Star professor awarded fellowship
In Summary
New life for an old telescope: The Molonglo radio telescope will be used in Professor Bailes’ five year quest for exploding stars during his Laureate Fellowship. Credit: Pablo Rosado, Swinburne University of Technology.
Swinburne University of Technology’s Pro Vice-Chancellor (Research) Professor Matthew Bailes has been awarded a prestigious Australian Laureate Fellowship, worth more than $2.8 million, by the federal government.
Laureate Fellowships recognise outstanding leaders and fund them to pursue exciting research projects that develop research capacity and have the potential to make high-impact scientific breakthroughs.
Professor Bailes’ fellowship will enable his team to transform the largest telescope in the southern hemisphere into a machine that will attempt to count the number of atoms in the Universe.
This machine will monitor millions of cubic light-years for exploding stars by observing their death-rays when they impact the telescope. Encoded in their radiation is a ‘counter’ that can determine how many electrons – and therefore how many atoms – they have passed.
Bailes’ team has developed code for a massive array of computer graphics cards that enables them to perform 250 trillion calculations each second to search for rare bursts of radio emission whenever the telescope scans the sky. This was previously not possible.
In partnership with the University of Sydney, ANU and CSIRO, Swinburne has deployed a supercomputer at the mile-long Square Kilometre Array pathfinder Molonglo Radio telescope, located near Canberra, which is constantly searching for the faint bursts of emission thought to arise from stars half way across the visible Universe.
The program will also include the opportunity for school children to use the giant telescope to watch a neutron star orbit a white dwarf at dizzying speeds, and see evidence of Einstein’s theory of relativity in action to inspire an interest in science and technology.
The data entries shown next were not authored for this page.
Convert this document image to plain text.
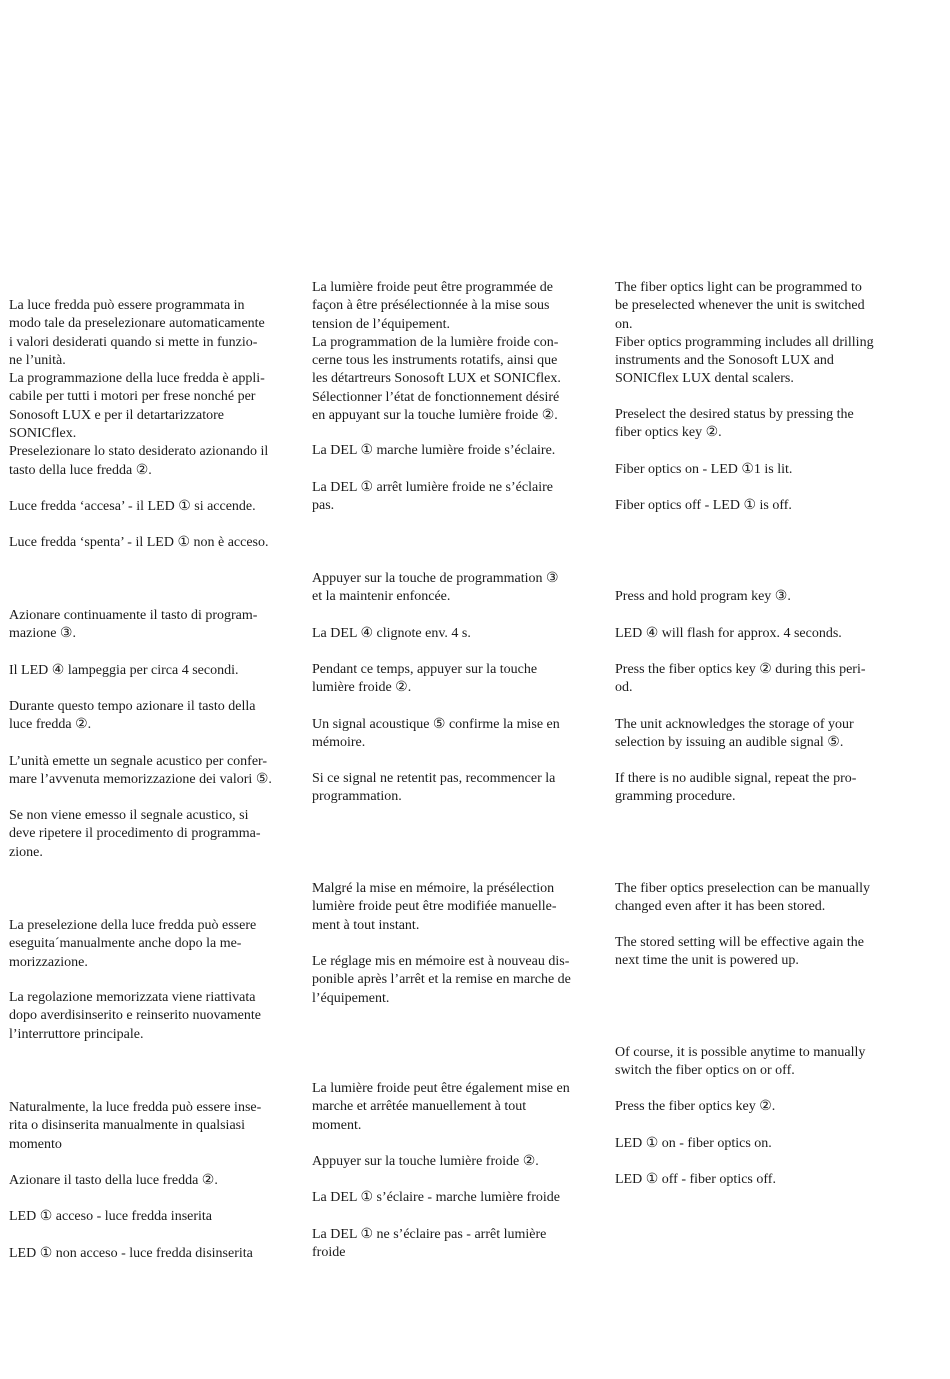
La luce fredda può essere programmata in
modo tale da preselezionare automaticamente
i valori desiderati quando si mette in funzio-
ne l’unità.
La programmazione della luce fredda è appli-
cabile per tutti i motori per frese nonché per
Sonosoft LUX e per il detartarizzatore
SONICflex.
Preselezionare lo stato desiderato azionando il
tasto della luce fredda ②.

Luce fredda ‘accesa’ - il LED ① si accende.

Luce fredda ‘spenta’ - il LED ① non è acceso.

Azionare continuamente il tasto di program-
mazione ③.

Il LED ④ lampeggia per circa 4 secondi.

Durante questo tempo azionare il tasto della
luce fredda ②.

L’unità emette un segnale acustico per confer-
mare l’avvenuta memorizzazione dei valori ⑤.

Se non viene emesso il segnale acustico, si
deve ripetere il procedimento di programma-
zione.

La preselezione della luce fredda può essere
eseguita´manualmente anche dopo la me-
morizzazione.

La regolazione memorizzata viene riattivata
dopo averdisinserito e reinserito nuovamente
l’interruttore principale.

Naturalmente, la luce fredda può essere inse-
rita o disinserita manualmente in qualsiasi
momento

Azionare il tasto della luce fredda ②.

LED ① acceso - luce fredda inserita

LED ① non acceso - luce fredda disinserita

La lumière froide peut être programmée de
façon à être présélectionnée à la mise sous
tension de l’équipement.
La programmation de la lumière froide con-
cerne tous les instruments rotatifs, ainsi que
les détartreurs Sonosoft LUX et SONICflex.
Sélectionner l’état de fonctionnement désiré
en appuyant sur la touche lumière froide ②.

La DEL ① marche lumière froide s’éclaire.

La DEL ① arrêt lumière froide ne s’éclaire
pas.

Appuyer sur la touche de programmation ③
et la maintenir enfoncée.

La DEL ④ clignote env. 4 s.

Pendant ce temps, appuyer sur la touche
lumière froide ②.

Un signal acoustique ⑤ confirme la mise en
mémoire.

Si ce signal ne retentit pas, recommencer la
programmation.

Malgré la mise en mémoire, la présélection
lumière froide peut être modifiée manuelle-
ment à tout instant.

Le réglage mis en mémoire est à nouveau dis-
ponible après l’arrêt et la remise en marche de
l’équipement.

La lumière froide peut être également mise en
marche et arrêtée manuellement à tout
moment.

Appuyer sur la touche lumière froide ②.

La DEL ① s’éclaire - marche lumière froide

La DEL ① ne s’éclaire pas - arrêt lumière
froide

The fiber optics light can be programmed to
be preselected whenever the unit is switched
on.
Fiber optics programming includes all drilling
instruments and the Sonosoft LUX and
SONICflex LUX dental scalers.

Preselect the desired status by pressing the
fiber optics key ②.

Fiber optics on - LED ①1 is lit.

Fiber optics off - LED ① is off.

Press and hold program key ③.

LED ④ will flash for approx. 4 seconds.

Press the fiber optics key ② during this peri-
od.

The unit acknowledges the storage of your
selection by issuing an audible signal ⑤.

If there is no audible signal, repeat the pro-
gramming procedure.

The fiber optics preselection can be manually
changed even after it has been stored.

The stored setting will be effective again the
next time the unit is powered up.

Of course, it is possible anytime to manually
switch the fiber optics on or off.

Press the fiber optics key ②.

LED ① on - fiber optics on.

LED ① off - fiber optics off.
Professor Bailes’ team is a world leader in advanced radio astronomy instrumentation.
Team member Dr Willem van Straten is leading the design of the Square Kilometre Array’s pulsar processor, and the Centre for Astrophysics and Supercomputing has been involved in many exciting discoveries of exotic stars, ranging from the celebrated ‘diamond planet’ to exhaustive tests of Einstein’s theory of relativity.
The awards were announced by the Minister for Education and Training, Christopher Pyne and are funded through the Australian Research Council.
“The research programs of the 15 Laureate Fellows announced today will deliver outcomes that will benefit our nation, its economy and our people,” Mr Pyne said.
The 15 researchers and their teams will receive a total of $42 million over the next five years.